A Ferney, 28 Février 1763.

 

 

          Mon très cher et très aimable confrère, en même temps que c’est à ce que vous avez déjà fait connaître de vos talents que, etc. ; voilà une belle phrase (1) ; mais il me paraît que mon cher évêque a tout un autre style. Je ne sais pas si votre teint était couleur jaune ce jour-là, mais le coloris de votre discours était fort brillant.

 

          En vous remerciant de la félicité et de la fleurette dont vous m’honorez (2), voulez-vous que je vous parle net ? ni Crébillon ni moi ne méritons tant de bontés. Entre nous, je ne connais pas une bonne pièce depuis Racine, et aucune avant lui où il n’y ait d’horribles défauts. Si vous avez jamais pu vous résoudre à lire tout Corneille (ce qui est une très rude pénitence), vous aurez vu que c’est lui qui a toujours cherché à être tendre ; il n’y a pas une de ses pièces (j’en excepte Chimène et Pauline) où il n’y ait un amour postiche et ridicule, très ridiculement exprimé.

 

          C’est Racine qui est véritablement grand, et d’autant plus grand, qu’il ne paraît jamais chercher à l’être ; c’est l’auteur d’Athalie qui est l’homme parfait. Je vous confie qu’en commentant Corneille je deviens idolâtre de Racine. Je ne peux plus souffrir le boursouflé et une grandeur hors de nature.

 

          Vous savez bien, fripon que vous êtes, que les tragédies de Crébillon ne valent rien ; et je vous avoue en conscience que les miennes ne valent pas mieux ; je les brûlerais toutes, si je pouvais ; et cependant j’ai encore la sottise d’en faire, comme le président Lubert jouait du violon à soixante-dix ans, quoiqu’il en jouât fort mal, et qu’il fût cependant le meilleur violon du parlement.

 

          Savez-vous la musique ? tenez, voilà ce qu’on m’envoie ; je vous le confie ; mais ne me trahissez pas (3).

 

          Vous embrassez madame Denis ; eh bien ! elle vous embrasse aussi ; mais elle est bien malade. Je lui lirai votre discours dès qu’elle se portera mieux. J’ai envie de vous faire une niche, de copier tout ce que vous me dites de madame la duchesse de Grammont, et de le lui envoyer. Je n’ai l’honneur de la connaître que par ses lettres, où il n’y a jamais rien de trop ni de trop peu, et dont chaque mot marque une âme noble et bienfaisante. Je lui ai beaucoup d’obligation ; elle a été la première et la plus généreuse protectrice de mademoiselle Corneille. Il s’est trouvé heureusement que mademoiselle Corneille en était digne ; c’est la naïveté, l’enfance, la vérité, la vertu même. Je rends grâces à Fontenelle de n’avoir pas voulu connaître cet enfant-là.

 

          Mon cher confrère, je ne souhaite plus qu’une chose, c’est que vous soyez bien malade, que vous ayez besoin de Tronchin, et que vous veniez nous voir. Je vous embrasse de tout mon cœur, et en vérité je vous aime de même. Je vise à être un peu aveugle. Dieu me punit d’avoir été quelquefois malin ; mais vous me donnerez l’absolution.

 

 

1 – Elle est dans la réponse du duc de Saint-Aignan à Voisenon. (G.A.)
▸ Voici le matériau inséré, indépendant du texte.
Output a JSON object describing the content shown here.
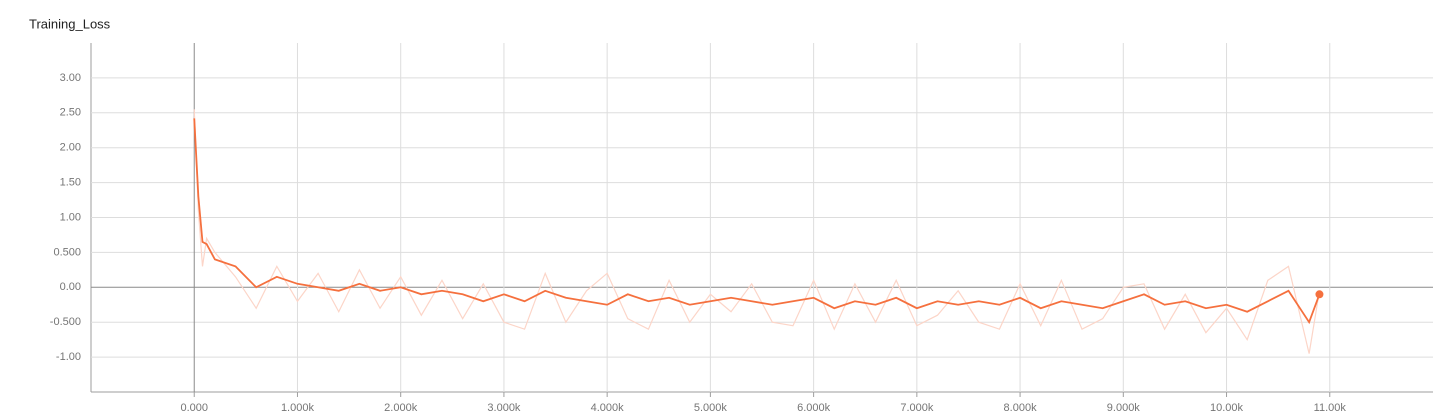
{
  "chart_data": {
    "type": "line",
    "title": "Training_Loss",
    "x": [
      0,
      40,
      80,
      120,
      200,
      400,
      600,
      800,
      1000,
      1200,
      1400,
      1600,
      1800,
      2000,
      2200,
      2400,
      2600,
      2800,
      3000,
      3200,
      3400,
      3600,
      3800,
      4000,
      4200,
      4400,
      4600,
      4800,
      5000,
      5200,
      5400,
      5600,
      5800,
      6000,
      6200,
      6400,
      6600,
      6800,
      7000,
      7200,
      7400,
      7600,
      7800,
      8000,
      8200,
      8400,
      8600,
      8800,
      9000,
      9200,
      9400,
      9600,
      9800,
      10000,
      10200,
      10400,
      10600,
      10800,
      10900
    ],
    "series": [
      {
        "color": "#fcd5c8",
        "values": [
          2.55,
          1.1,
          0.3,
          0.7,
          0.5,
          0.15,
          -0.3,
          0.3,
          -0.2,
          0.2,
          -0.35,
          0.25,
          -0.3,
          0.15,
          -0.4,
          0.1,
          -0.45,
          0.05,
          -0.5,
          -0.6,
          0.2,
          -0.5,
          -0.05,
          0.2,
          -0.45,
          -0.6,
          0.1,
          -0.5,
          -0.1,
          -0.35,
          0.05,
          -0.5,
          -0.55,
          0.1,
          -0.6,
          0.05,
          -0.5,
          0.1,
          -0.55,
          -0.4,
          -0.05,
          -0.5,
          -0.6,
          0.05,
          -0.55,
          0.1,
          -0.6,
          -0.45,
          0.0,
          0.05,
          -0.6,
          -0.1,
          -0.65,
          -0.3,
          -0.75,
          0.1,
          0.3,
          -0.95,
          -0.05
        ]
      },
      {
        "color": "#f5703e",
        "values": [
          2.42,
          1.3,
          0.65,
          0.62,
          0.4,
          0.3,
          0.0,
          0.15,
          0.05,
          0.0,
          -0.05,
          0.05,
          -0.05,
          0.0,
          -0.1,
          -0.05,
          -0.1,
          -0.2,
          -0.1,
          -0.2,
          -0.05,
          -0.15,
          -0.2,
          -0.25,
          -0.1,
          -0.2,
          -0.15,
          -0.25,
          -0.2,
          -0.15,
          -0.2,
          -0.25,
          -0.2,
          -0.15,
          -0.3,
          -0.2,
          -0.25,
          -0.15,
          -0.3,
          -0.2,
          -0.25,
          -0.2,
          -0.25,
          -0.15,
          -0.3,
          -0.2,
          -0.25,
          -0.3,
          -0.2,
          -0.1,
          -0.25,
          -0.2,
          -0.3,
          -0.25,
          -0.35,
          -0.2,
          -0.05,
          -0.5,
          -0.1
        ]
      }
    ],
    "xlim": [
      -1000,
      12000
    ],
    "ylim": [
      -1.5,
      3.5
    ],
    "xticks": [
      {
        "value": 0,
        "label": "0.000"
      },
      {
        "value": 1000,
        "label": "1.000k"
      },
      {
        "value": 2000,
        "label": "2.000k"
      },
      {
        "value": 3000,
        "label": "3.000k"
      },
      {
        "value": 4000,
        "label": "4.000k"
      },
      {
        "value": 5000,
        "label": "5.000k"
      },
      {
        "value": 6000,
        "label": "6.000k"
      },
      {
        "value": 7000,
        "label": "7.000k"
      },
      {
        "value": 8000,
        "label": "8.000k"
      },
      {
        "value": 9000,
        "label": "9.000k"
      },
      {
        "value": 10000,
        "label": "10.00k"
      },
      {
        "value": 11000,
        "label": "11.00k"
      }
    ],
    "yticks": [
      {
        "value": -1,
        "label": "-1.00"
      },
      {
        "value": -0.5,
        "label": "-0.500"
      },
      {
        "value": 0,
        "label": "0.00"
      },
      {
        "value": 0.5,
        "label": "0.500"
      },
      {
        "value": 1,
        "label": "1.00"
      },
      {
        "value": 1.5,
        "label": "1.50"
      },
      {
        "value": 2,
        "label": "2.00"
      },
      {
        "value": 2.5,
        "label": "2.50"
      },
      {
        "value": 3,
        "label": "3.00"
      }
    ],
    "grid": true
  }
}
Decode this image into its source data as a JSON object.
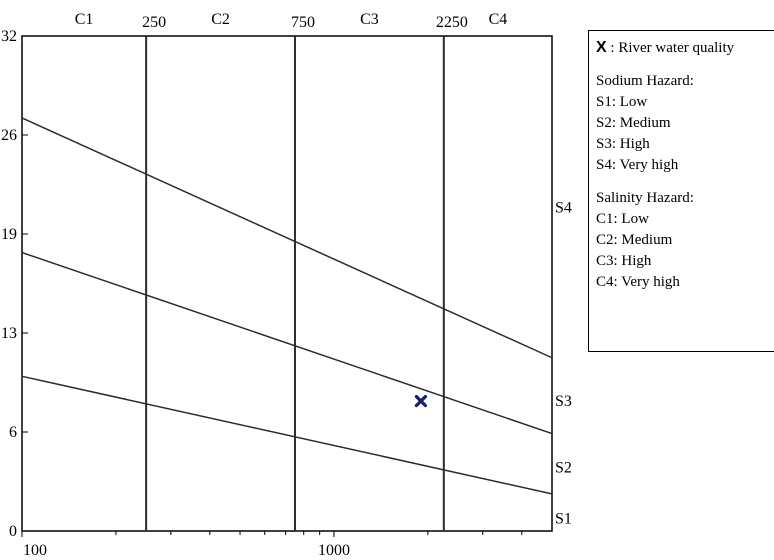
{
  "chart_data": {
    "type": "line",
    "x_axis": {
      "scale": "log",
      "range": [
        100,
        5000
      ],
      "tick_labels": [
        "100",
        "1000"
      ],
      "tick_values": [
        100,
        1000
      ],
      "minor_ticks": [
        200,
        300,
        400,
        500,
        600,
        700,
        800,
        900,
        2000,
        3000,
        4000
      ]
    },
    "y_axis": {
      "range": [
        0,
        32
      ],
      "tick_values": [
        0,
        6.4,
        12.8,
        19.2,
        25.6,
        32
      ],
      "tick_labels": [
        "0",
        "6",
        "13",
        "19",
        "26",
        "32"
      ]
    },
    "salinity_boundaries": [
      {
        "x": 250,
        "label": "250"
      },
      {
        "x": 750,
        "label": "750"
      },
      {
        "x": 2250,
        "label": "2250"
      }
    ],
    "salinity_classes": [
      "C1",
      "C2",
      "C3",
      "C4"
    ],
    "sodium_lines": [
      {
        "x": [
          100,
          5000
        ],
        "y": [
          26.7,
          11.2
        ]
      },
      {
        "x": [
          100,
          5000
        ],
        "y": [
          18.0,
          6.3
        ]
      },
      {
        "x": [
          100,
          5000
        ],
        "y": [
          10.0,
          2.4
        ]
      }
    ],
    "sodium_class_labels": [
      "S4",
      "S3",
      "S2",
      "S1"
    ],
    "sodium_label_y": [
      20.9,
      8.4,
      4.1,
      0.8
    ],
    "river_point": {
      "x": 1900,
      "y": 8.4
    }
  },
  "legend": {
    "marker_symbol": "X",
    "marker_text": " : River water quality",
    "sodium_title": "Sodium Hazard:",
    "sodium_items": [
      "S1: Low",
      "S2: Medium",
      "S3:  High",
      "S4: Very high"
    ],
    "salinity_title": "Salinity Hazard:",
    "salinity_items": [
      "C1:  Low",
      "C2: Medium",
      "C3: High",
      "C4: Very high"
    ]
  },
  "colors": {
    "lines": "#2b2b2b",
    "marker": "#1a1f6b",
    "axis": "#000000"
  }
}
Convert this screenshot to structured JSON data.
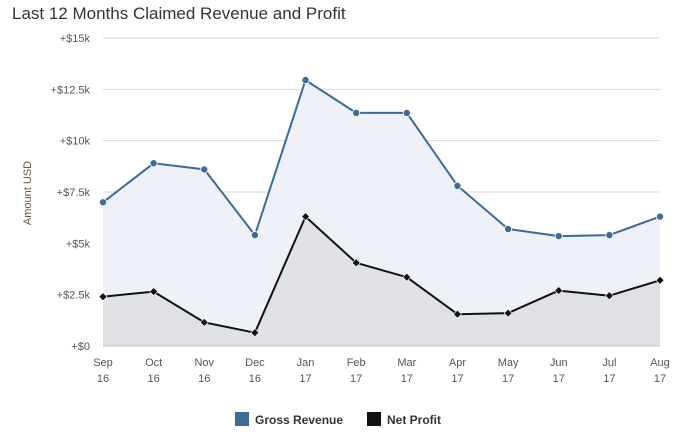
{
  "chart_data": {
    "type": "area",
    "title": "Last 12 Months Claimed Revenue and Profit",
    "ylabel": "Amount USD",
    "xlabel": "",
    "ylim": [
      0,
      15000
    ],
    "yticks": [
      {
        "value": 0,
        "label": "+$0"
      },
      {
        "value": 2500,
        "label": "+$2.5k"
      },
      {
        "value": 5000,
        "label": "+$5k"
      },
      {
        "value": 7500,
        "label": "+$7.5k"
      },
      {
        "value": 10000,
        "label": "+$10k"
      },
      {
        "value": 12500,
        "label": "+$12.5k"
      },
      {
        "value": 15000,
        "label": "+$15k"
      }
    ],
    "categories": [
      {
        "month": "Sep",
        "year": "16"
      },
      {
        "month": "Oct",
        "year": "16"
      },
      {
        "month": "Nov",
        "year": "16"
      },
      {
        "month": "Dec",
        "year": "16"
      },
      {
        "month": "Jan",
        "year": "17"
      },
      {
        "month": "Feb",
        "year": "17"
      },
      {
        "month": "Mar",
        "year": "17"
      },
      {
        "month": "Apr",
        "year": "17"
      },
      {
        "month": "May",
        "year": "17"
      },
      {
        "month": "Jun",
        "year": "17"
      },
      {
        "month": "Jul",
        "year": "17"
      },
      {
        "month": "Aug",
        "year": "17"
      }
    ],
    "grid": true,
    "legend_position": "bottom-center",
    "series": [
      {
        "name": "Gross Revenue",
        "color": "#3d6a99",
        "fill": "#eef2f8",
        "marker": "circle",
        "values": [
          7000,
          8900,
          8600,
          5400,
          12950,
          11350,
          11350,
          7800,
          5700,
          5350,
          5400,
          6300
        ]
      },
      {
        "name": "Net Profit",
        "color": "#111111",
        "fill": "#dfe1e4",
        "marker": "diamond",
        "values": [
          2400,
          2650,
          1150,
          650,
          6300,
          4050,
          3350,
          1550,
          1600,
          2700,
          2450,
          3200
        ]
      }
    ]
  }
}
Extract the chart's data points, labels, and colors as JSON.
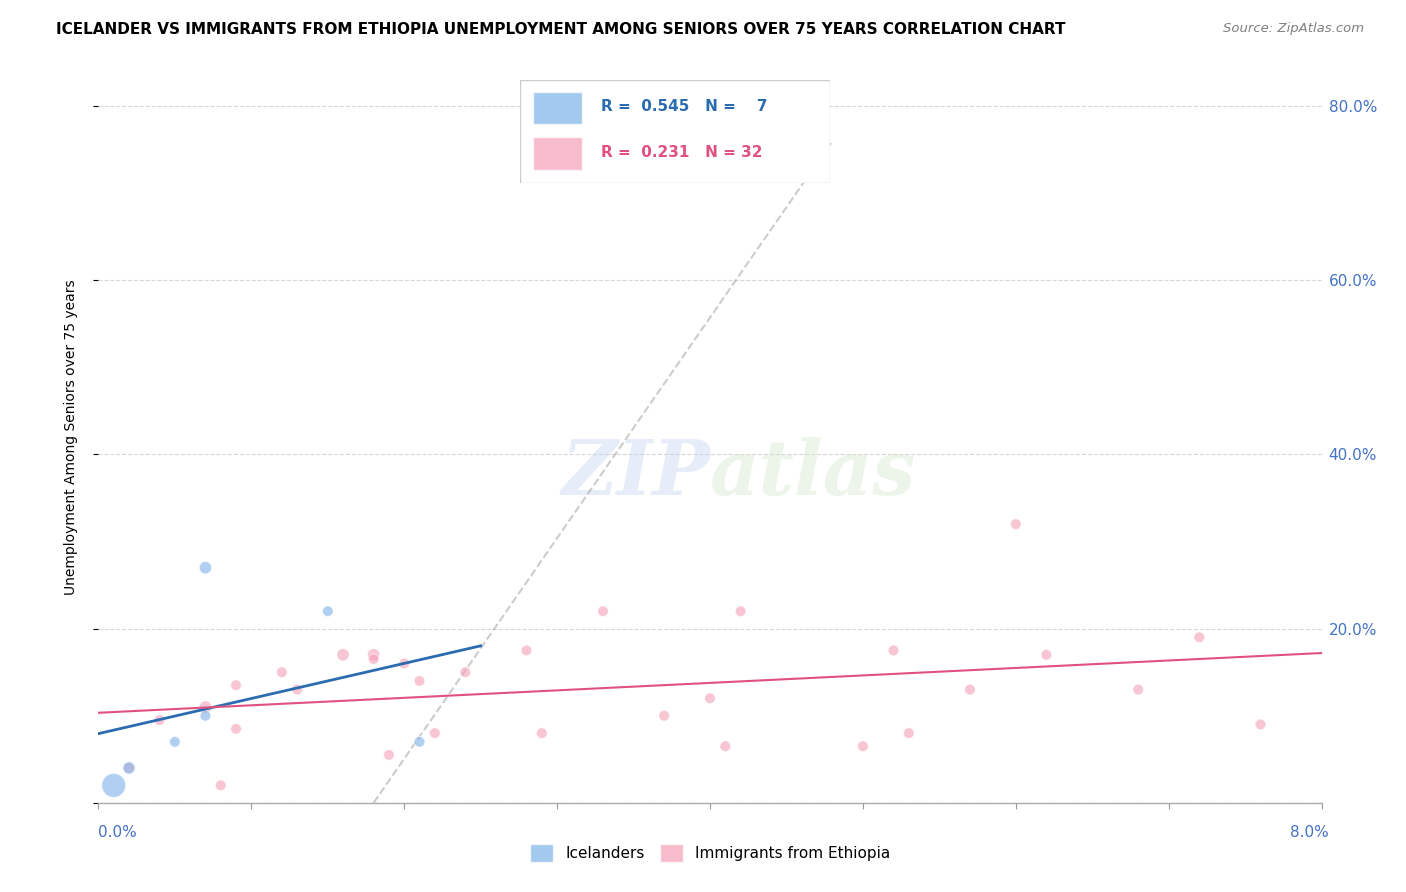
{
  "title": "ICELANDER VS IMMIGRANTS FROM ETHIOPIA UNEMPLOYMENT AMONG SENIORS OVER 75 YEARS CORRELATION CHART",
  "source": "Source: ZipAtlas.com",
  "ylabel": "Unemployment Among Seniors over 75 years",
  "xlim": [
    0.0,
    0.08
  ],
  "ylim": [
    0.0,
    0.84
  ],
  "yticks": [
    0.0,
    0.2,
    0.4,
    0.6,
    0.8
  ],
  "ytick_labels": [
    "",
    "20.0%",
    "40.0%",
    "60.0%",
    "80.0%"
  ],
  "icelanders_x": [
    0.001,
    0.002,
    0.005,
    0.007,
    0.007,
    0.015,
    0.021
  ],
  "icelanders_y": [
    0.02,
    0.04,
    0.07,
    0.27,
    0.1,
    0.22,
    0.07
  ],
  "icelanders_size": [
    300,
    80,
    60,
    80,
    60,
    60,
    60
  ],
  "ethiopia_x": [
    0.002,
    0.004,
    0.007,
    0.008,
    0.009,
    0.009,
    0.012,
    0.013,
    0.016,
    0.018,
    0.018,
    0.019,
    0.02,
    0.021,
    0.022,
    0.024,
    0.028,
    0.029,
    0.033,
    0.037,
    0.04,
    0.041,
    0.042,
    0.05,
    0.052,
    0.053,
    0.057,
    0.06,
    0.062,
    0.068,
    0.072,
    0.076
  ],
  "ethiopia_y": [
    0.04,
    0.095,
    0.11,
    0.02,
    0.135,
    0.085,
    0.15,
    0.13,
    0.17,
    0.17,
    0.165,
    0.055,
    0.16,
    0.14,
    0.08,
    0.15,
    0.175,
    0.08,
    0.22,
    0.1,
    0.12,
    0.065,
    0.22,
    0.065,
    0.175,
    0.08,
    0.13,
    0.32,
    0.17,
    0.13,
    0.19,
    0.09
  ],
  "ethiopia_size": [
    60,
    60,
    80,
    60,
    60,
    60,
    60,
    60,
    80,
    80,
    60,
    60,
    60,
    60,
    60,
    60,
    60,
    60,
    60,
    60,
    60,
    60,
    60,
    60,
    60,
    60,
    60,
    60,
    60,
    60,
    60,
    60
  ],
  "icelander_color": "#7EB2E8",
  "ethiopia_color": "#F4A0B5",
  "icelander_line_color": "#2B6CB0",
  "ethiopia_line_color": "#E05080",
  "legend_icelander_r": "0.545",
  "legend_icelander_n": "7",
  "legend_ethiopia_r": "0.231",
  "legend_ethiopia_n": "32",
  "watermark_zip": "ZIP",
  "watermark_atlas": "atlas",
  "background_color": "#FFFFFF"
}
2 – Voisenon, dans son Discours, avait loué Voltaire. (G.A.)

3 – La musique de l’Hymne sur Pompignan. (K.)

 

 

 

 

 

à M. Damilaville.

 

Le 2 Mars 1763.

 

 

          En réponse à la lettre de mon cher frère, du 23 février, je lui dirai : Mes frères, il ne faut pas calomnier les malheureux, surtout quand on n’a pas besoin de leur imputer des crimes. Vous devez vous apercevoir que je n’ai pas ménagé les jésuites ; mais je soulèverais la postérité en leur faveur, si je les accusais d’un crime dont l’Europe et Damiens les ont justifiés. Je ne puis et ne dois dire que ce qui est dans le procès. J’ai rempli le devoir d’historien ; et je ne serais qu’un vil écho des jansénistes, si je parlais autrement.

 

          Comment pouvez-vous dire que l’inf… n’a aucune part au crime de ce scélérat ? Lisez donc sa réponse ; C’est la religion qui m’a fait faire ce que j’ai fait (1). Voilà ce qu’il dit dans son interrogatoire : je ne suis que son greffier.

 

          Mon cher frère, je hais toute tyrannie, et je ne serai jamais ni jésuite, ni janséniste, ni parlementaire.

 

          J’avais depuis longtemps l’énorme compte du procureur général de Provence (2) : j’ai une bibliothèque entière des livres faits depuis trois ans contre les jésuites. Dans quelque temps on ne se souviendra plus de tous ces livres, et l’on dira seulement : Il y eut des jésuites. Je suis honteux de demander toujours  des livres, et de vous fatiguer de mes importunités ; je crois que j’aurai bientôt une bibliothèque aussi nombreuse que celle de M. le marquis de Pompignan. (3).

 

          On a oublié, ce me semble, dans les petites plaisanteries que mérite Simon Le Franc, la guerre éternelle qu’il a jurée aux incrédules, dans le village de Pompignan. Remercions bien Dieux de l’excès de son ridicule. Je vous réponds que si ce petit président des aides de province n’était pas le plus impertinent des hommes, il serait le plus dangereux.

 

          Il y a bien une autre bouffonnerie de ce Simon. Vous savez sans doute l’aventure du garde des sceaux, du secrétaire Carpot, et des lettres patentes (4) ; cela est délicieux, et l’emporte sur tout le reste.

 

          Et vive le roi et Simon Le Franc !

 

Ecr. L’inf.

 

 

1 – Voyez le Précis du Siècle de Louis XV, ch. XXXVII. (G.A.)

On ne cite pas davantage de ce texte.